Sometimes you can approximate a binomial distribution with a normal distribution. Under the right conditions, a Binomial(n, p) has approximately the distribution of a normal with the same mean and variance, i.e. mean np and variance np(1-p). The approximation works best when n is large and p is near 1/2.
This afternoon I was reading a paper that used a normal approximation to a binomial when n was around 10 and p around 0.001. The relative error was enormous. The paper used the approximation to find an analytical expression for something else and the error propagated.
A common rule of thumb is that the normal approximation works well when np > 5 and n(1-p) > 5. This says that the closer p is to 0 or 1, the larger n needs to be.
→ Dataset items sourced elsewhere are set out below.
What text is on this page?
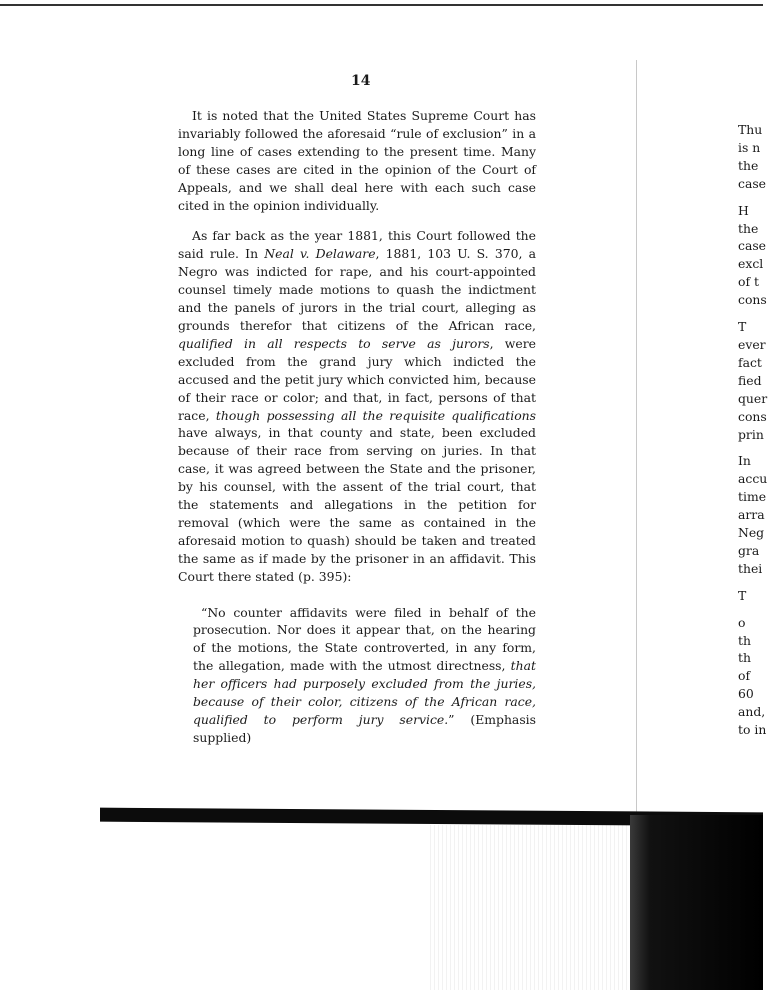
14
It is noted that the United States Supreme Court has invariably followed the aforesaid “rule of exclusion” in a long line of cases extending to the present time. Many of these cases are cited in the opinion of the Court of Appeals, and we shall deal here with each such case cited in the opinion individually.
As far back as the year 1881, this Court followed the said rule. In Neal v. Delaware, 1881, 103 U. S. 370, a Negro was indicted for rape, and his court-appointed counsel timely made motions to quash the indictment and the panels of jurors in the trial court, alleging as grounds therefor that citizens of the African race, qualified in all respects to serve as jurors, were excluded from the grand jury which indicted the accused and the petit jury which convicted him, because of their race or color; and that, in fact, persons of that race, though possessing all the requisite qualifications have always, in that county and state, been excluded because of their race from serving on juries. In that case, it was agreed between the State and the prisoner, by his counsel, with the assent of the trial court, that the statements and allegations in the petition for removal (which were the same as contained in the aforesaid motion to quash) should be taken and treated the same as if made by the prisoner in an affidavit. This Court there stated (p. 395):
“No counter affidavits were filed in behalf of the prosecution. Nor does it appear that, on the hearing of the motions, the State controverted, in any form, the allegation, made with the utmost directness, that her officers had purposely excluded from the juries, because of their color, citizens of the African race, qualified to perform jury service.” (Emphasis supplied)
Thu
is n
the
case
H
the
case
excl
of t
cons
T
ever
fact
fied
quer
cons
prin
In
accu
time
arra
Neg
gra
thei
T
o
th
th
of
60
and,
to in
In this case p was very small, but n was not large enough to compensate since np was on the order of 0.01, far less than 5.
Another rule of thumb is that normal approximations in general hold well near the center of the distribution but not in the tails. In particular the relative error in the tails can be unbounded. This paper was looking out toward the tails, and relative error mattered.
For more details, see these notes on the normal approximation to the binomial.
I think this is why many a/b testing tools will tell you it have significant results very early on, then the significance will disappear, and often return later. Obviously part of this is because these significance aren’t intended for repeated measurements. But I think it’s also because a z-test is so convenient that you don’t want to have to switch to a t-test some of the time.
Your post reminded me of the “proxy integration” approximation used for CDO pricing, which did exactly that: used the normal distribution to approximate a quasi-binomial [1] one in the tails.
[1] Quasi-binomial, because it counts the number of successes in n trials with a different (but small) success probability for each trial.
Nice article. I’am currently trying to get a feeling for how data behaves in various distributions and what estimatoins/estimators are usefull. Do you have any recommendations regarding literature about these kind of things?
Good comments but it leaves out what to do when the rule of thumb limits are broken!!!
This is where the use of the conjugate distribution for the binomial (beta) needs to be used to determine error (either p values in hypothesis testing or for confidence intervals. simple algorithms are available. (I can provide a simple excel spread sheet for anyone interested)